Data, Analytics and AI: What Will Happen in 2023
As we roll into the first full business week of 2023, it’s a good time to consider what’s likely to take place in the data and analytics arena this year. There’s no shortage of opinions out there, of course. Like in past years, as 2022 came to a close, public relations folks happily shared with me industry predictions from their client’s brightest tech leaders and executives. And also as in years past, I took on the project of collecting the predictions, sorting through them and trying to make some sense of them.
Though this is my first year writing up predictions for The New Stack, this year’s batch, larger than years’ before it, fit well into the tradition. The document I copied and pasted all the predictions into is over 40 pages long, and that’s not counting predictions from a couple of sources that were so large as to live in their own documents. The only way to make sense of such a huge volume of prognostications is to read through them all and see where themes and commonalities emerge.
That’s what I’ve done here and, as a result, present this year’s predictions broken down by: the impact of the economy on the world of data and analytics; how automation will impact the data arena; the role of data governance, data security and access; how the Data Mesh approach to analytics will play out this year; the importance of data sharing; the emergence of data observability; data and analytics’ impact on the cloud (and vice versa); trends in containers and Kubernetes; and, of course, what is to come in the realm of artificial intelligence.
That’s enough preamble. Let’s now take a look at what the industry believes awaits it, and us, in 2023.
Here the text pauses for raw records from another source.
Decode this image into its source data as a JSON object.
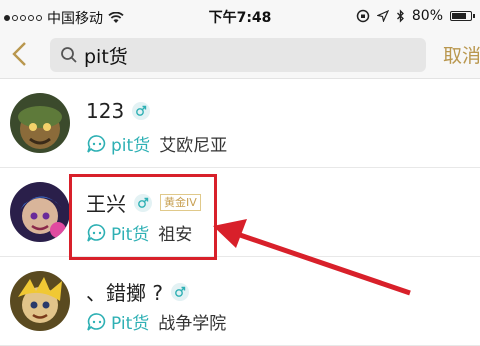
{
  "status_bar": {
    "carrier": "中国移动",
    "time": "下午7:48",
    "battery": "80%",
    "battery_level": 0.8
  },
  "nav": {
    "search_value": "pit货",
    "cancel_label": "取消"
  },
  "results": [
    {
      "name": "123",
      "source": "pit货",
      "server": "艾欧尼亚",
      "rank": ""
    },
    {
      "name": "王兴",
      "source": "Pit货",
      "server": "祖安",
      "rank": "黄金IV"
    },
    {
      "name": "、錯擲 ?",
      "source": "Pit货",
      "server": "战争学院",
      "rank": ""
    }
  ],
  "colors": {
    "accent": "#b9974e",
    "teal": "#2eb0b4",
    "annotation_red": "#d8202a"
  }
}
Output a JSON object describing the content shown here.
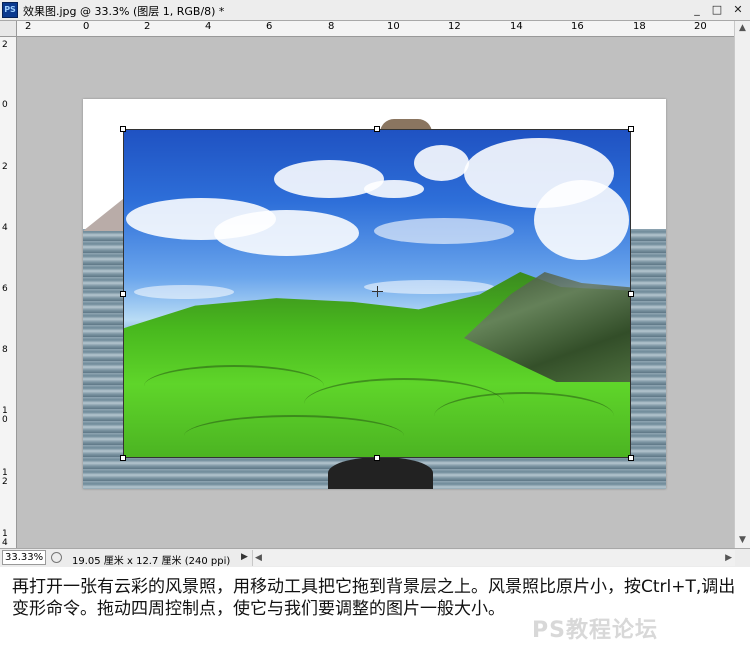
{
  "window": {
    "app_icon": "PS",
    "title": "效果图.jpg @ 33.3% (图层 1, RGB/8) *",
    "buttons": {
      "minimize": "_",
      "maximize": "□",
      "close": "✕"
    }
  },
  "rulers": {
    "horizontal": [
      "2",
      "0",
      "2",
      "4",
      "6",
      "8",
      "10",
      "12",
      "14",
      "16",
      "18",
      "20"
    ],
    "vertical": [
      "2",
      "0",
      "2",
      "4",
      "6",
      "8",
      "10",
      "12",
      "14"
    ]
  },
  "status_bar": {
    "zoom": "33.33%",
    "doc_info": "19.05 厘米 x 12.7 厘米 (240 ppi)"
  },
  "caption": "再打开一张有云彩的风景照，用移动工具把它拖到背景层之上。风景照比原片小，按Ctrl+T,调出变形命令。拖动四周控制点，使它与我们要调整的图片一般大小。",
  "watermark": "PS教程论坛",
  "icons": [
    "ps-app-icon",
    "minimize-icon",
    "maximize-icon",
    "close-icon",
    "status-info-icon",
    "chevron-right-icon",
    "scroll-up-icon",
    "scroll-down-icon",
    "scroll-left-icon",
    "scroll-right-icon",
    "transform-center-icon"
  ]
}
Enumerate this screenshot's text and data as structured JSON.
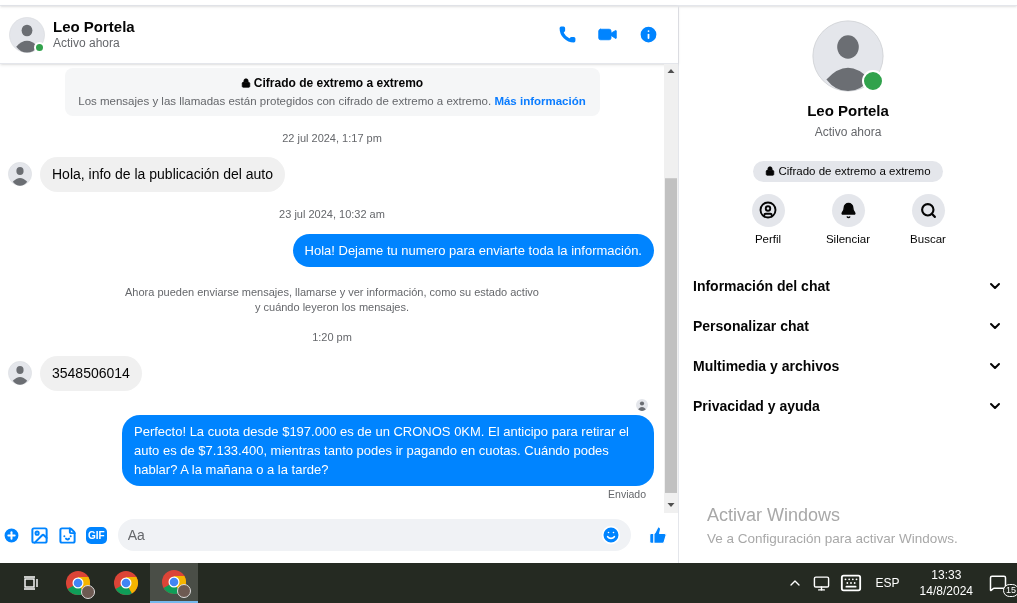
{
  "header": {
    "name": "Leo Portela",
    "status": "Activo ahora",
    "online": true
  },
  "encryption_notice": {
    "title": "Cifrado de extremo a extremo",
    "text": "Los mensajes y las llamadas están protegidos con cifrado de extremo a extremo.",
    "link": "Más información"
  },
  "messages": [
    {
      "kind": "timestamp",
      "text": "22 jul 2024, 1:17 pm"
    },
    {
      "kind": "incoming",
      "text": "Hola, info de la publicación del auto"
    },
    {
      "kind": "timestamp",
      "text": "23 jul 2024, 10:32 am"
    },
    {
      "kind": "outgoing",
      "text": "Hola! Dejame tu numero  para enviarte toda la información."
    },
    {
      "kind": "system",
      "text": "Ahora pueden enviarse mensajes, llamarse y ver información, como su estado activo y cuándo leyeron los mensajes."
    },
    {
      "kind": "timestamp",
      "text": "1:20 pm"
    },
    {
      "kind": "incoming",
      "text": "3548506014"
    },
    {
      "kind": "seen"
    },
    {
      "kind": "outgoing",
      "text": "Perfecto! La cuota desde $197.000 es de un CRONOS 0KM. El anticipo para retirar el auto es de $7.133.400, mientras tanto podes ir pagando en cuotas. Cuándo podes hablar? A la mañana o a la tarde?",
      "status": "Enviado"
    }
  ],
  "composer": {
    "gif_label": "GIF",
    "placeholder": "Aa"
  },
  "info_panel": {
    "name": "Leo Portela",
    "status": "Activo ahora",
    "online": true,
    "encryption_badge": "Cifrado de extremo a extremo",
    "actions": [
      {
        "kind": "profile",
        "label": "Perfil"
      },
      {
        "kind": "mute",
        "label": "Silenciar"
      },
      {
        "kind": "search",
        "label": "Buscar"
      }
    ],
    "sections": [
      {
        "label": "Información del chat",
        "expanded": false
      },
      {
        "label": "Personalizar chat",
        "expanded": false
      },
      {
        "label": "Multimedia y archivos",
        "expanded": false
      },
      {
        "label": "Privacidad y ayuda",
        "expanded": false
      }
    ]
  },
  "windows_activation": {
    "title": "Activar Windows",
    "text": "Ve a Configuración para activar Windows."
  },
  "taskbar": {
    "apps": [
      {
        "kind": "browser",
        "badge": true,
        "selected": false
      },
      {
        "kind": "browser",
        "badge": false,
        "selected": false
      },
      {
        "kind": "browser",
        "badge": true,
        "selected": true
      }
    ],
    "language": "ESP",
    "time": "13:33",
    "date": "14/8/2024",
    "notification_count": "15"
  }
}
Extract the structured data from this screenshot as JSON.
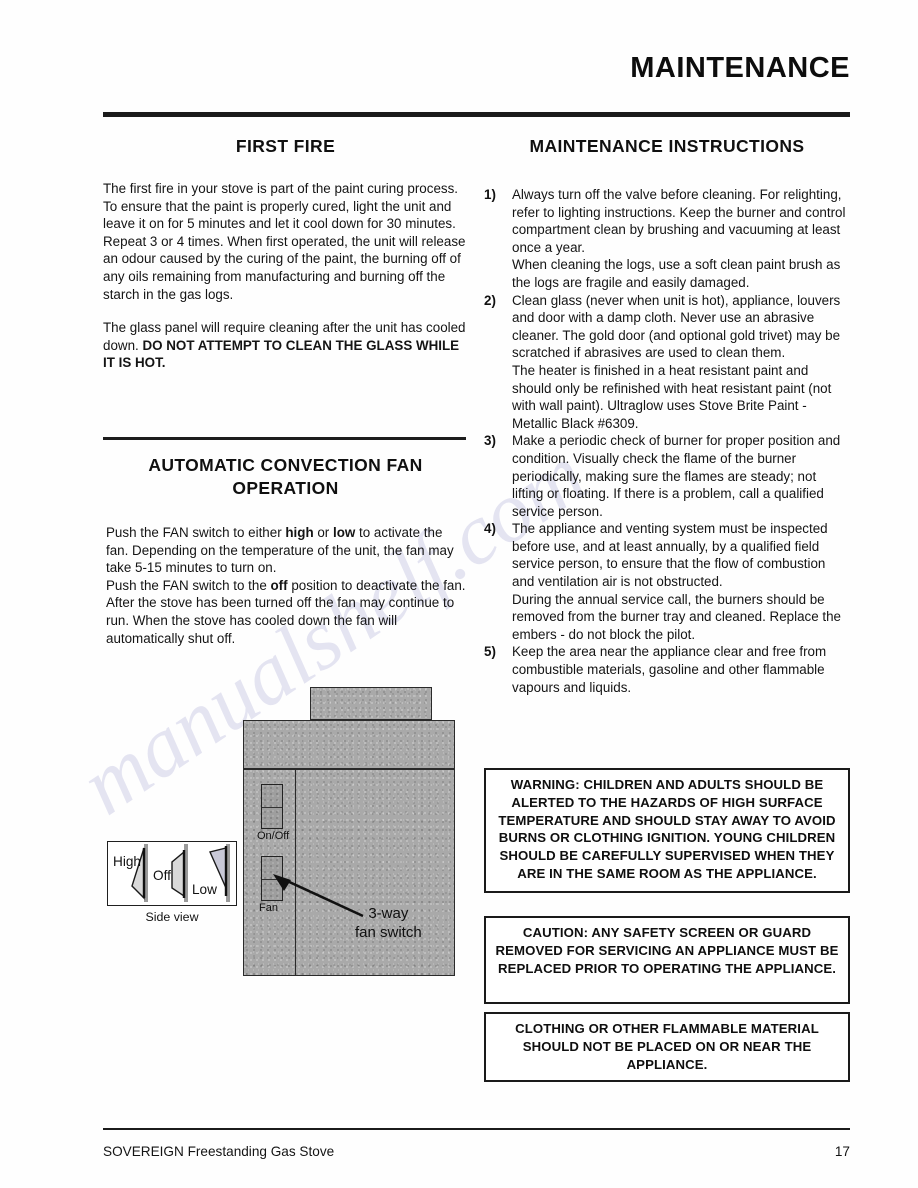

Recession Drives Efficiency More Judicious Spending
It seems like we spent most of 2022 hearing about an impending recession that still has not arrived. It’s no surprise then, that a number of predictions for 2023 focus on how an anticipated recessionary environment will manifest itself in the data and analytics world.
Mark Van de Wiel, Field Chief Technology Officer at Fivetran, gets to the point quickly: “the global economy is having a cold; perhaps it caught COVID. As a result, this is putting the brakes on lavish spending on modern data stack projects.” But Van de Wiel doesn’t think it’s all doom and gloom, adding “however, 2023 will still bring more data projects. They will just be more focused on a particular use case, or driving efficiencies in general.”
That notion that in order to be funded, data projects must show efficacy, is shared by Matillion CEO Matthew Scullion, who states that “…economic conditions are going to be a forcing function for enterprises to realize that the key to competitive success will be making sure a substantial percentage of that data becomes useful.” Alexander Lovell, Head of Product at Fivetran, says “2023 will be put up or shut up time for data teams.” Lovell says this not just because data teams will need to justify the costs and expenditures they incur, but that recessionary times actually make data-driven insights more valuable “because executive intuition is less reliable when markets are in flux.” As a result, Lovell thinks “the best data teams will grow and become more central in importance. Data teams that do not generate actionable insight will see increased budget pressure.”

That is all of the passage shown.